3 yaşındaki velede bak birde ses tonu vardıki.

Benim canım annem seni daha iyi anlıyorum evet bende sana ara ara böyle derdim sende aynı hissettiklerimimi hissediyordun.

Çocuğun olunca anlarsın dedikleri bu olsa gerek.

Bu surat ifadesine bayılıyorum oğlum gülümse dediğimde ağzını sonuna kadar açıp aaaa demiyormu şebelek seni..

Mutfakta ne yapsam dibimde illa oda bişeyler yapacak. Ya yoğurdu karıştıracak ya yemeği , Ya keki, yumurtaları illa o kıracak. Geçen topkek yaptık.Babasına tarif ederken:

2 su badağı, 2 su badağı

şeker koy, ııııhhh (düşünüyor tüyo benden geliyor)

hah 2 umurta,2 su badağı,2 su badağı hıh tamam

Yağı unuttun annecim.

Eveeeeet yağ 2 su badağı, 2 su bağdağı,2 su badağı

dök fırın pişir. Tatatataaaaam

Bu aralar bir sürpriz merakıdır aldı başını gidiyor. Neyi göstermek istese neyi vermek istese ilk önce gözlerimizi kapattırıyor.

Gözlerini kapat takriben bi 30 sn bekletiyor bitmiyor o bekletme uzuyor uzuyor sonra tatatataaaaam ya bir araba oluyor gösterdiği ya bir yaramazlık geçen kiler dolabından makarnaları dökmüş ama bir mutlu bir mutlu yaptığının yanlışlığını anlatsamda anlamışa hiç benzemiyor.

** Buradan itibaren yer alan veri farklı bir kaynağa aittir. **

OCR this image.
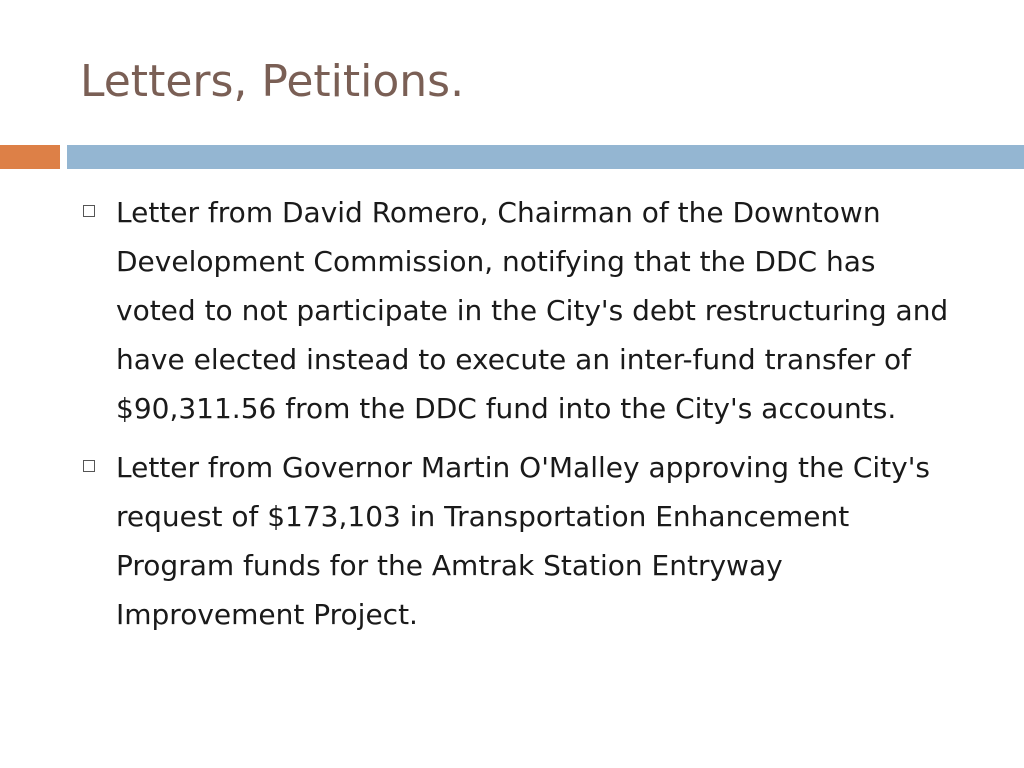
Letters, Petitions.
Letter from David Romero, Chairman of the Downtown Development Commission, notifying that the DDC has voted to not participate in the City's debt restructuring and have elected instead to execute an inter-fund transfer of $90,311.56 from the DDC fund into the City's accounts.
Letter from Governor Martin O'Malley approving the City's request of $173,103 in Transportation Enhancement Program funds for the Amtrak Station Entryway Improvement Project.
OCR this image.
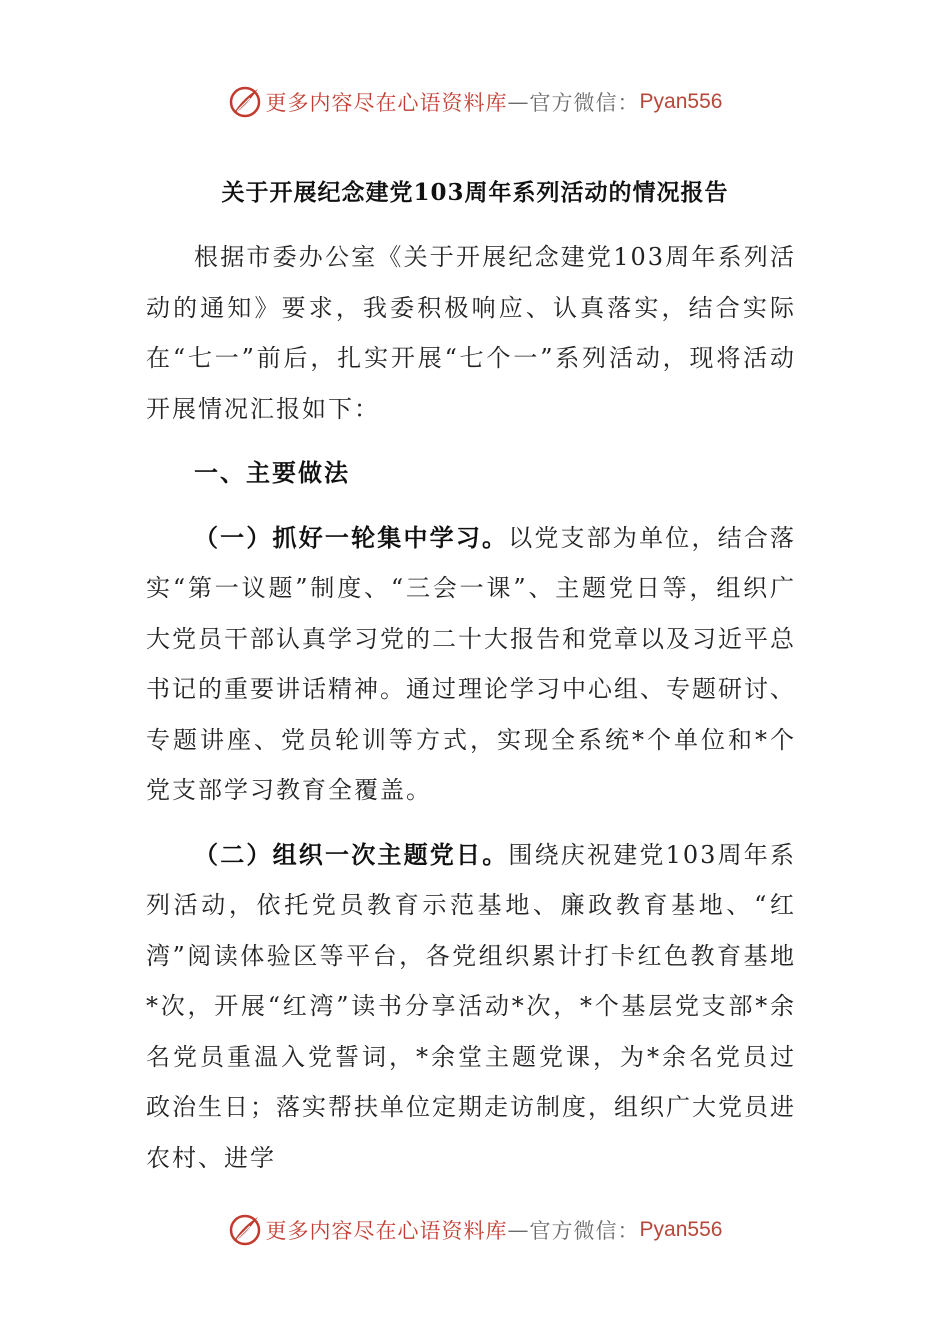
更多内容尽在心语资料库 — 官方微信： Pyan556
关于开展纪念建党103周年系列活动的情况报告

根据市委办公室《关于开展纪念建党103周年系列活动的通知》要求，我委积极响应、认真落实，结合实际在“七一”前后，扎实开展“七个一”系列活动，现将活动开展情况汇报如下：

一、主要做法

（一）抓好一轮集中学习。以党支部为单位，结合落实“第一议题”制度、“三会一课”、主题党日等，组织广大党员干部认真学习党的二十大报告和党章以及习近平总书记的重要讲话精神。通过理论学习中心组、专题研讨、专题讲座、党员轮训等方式，实现全系统*个单位和*个党支部学习教育全覆盖。

（二）组织一次主题党日。围绕庆祝建党103周年系列活动，依托党员教育示范基地、廉政教育基地、“红湾”阅读体验区等平台，各党组织累计打卡红色教育基地*次，开展“红湾”读书分享活动*次，*个基层党支部*余名党员重温入党誓词，*余堂主题党课，为*余名党员过政治生日；落实帮扶单位定期走访制度，组织广大党员进农村、进学

更多内容尽在心语资料库 — 官方微信： Pyan556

Bi reklam var hani çocuk AVM'de annesi babası peşinden koşturuyor paketler havalarda uçuyor dün bizde aynıydık. Önde Tarkan tabana kuvvet arkasında baba en arkada topuklularla anne oysa bişeyler almayı hayal etmiştim 20 dk yı geçen bu halimizden sonra ellerimiz boş nefes nefese kalmış bir halde evin yolunu tuttuk.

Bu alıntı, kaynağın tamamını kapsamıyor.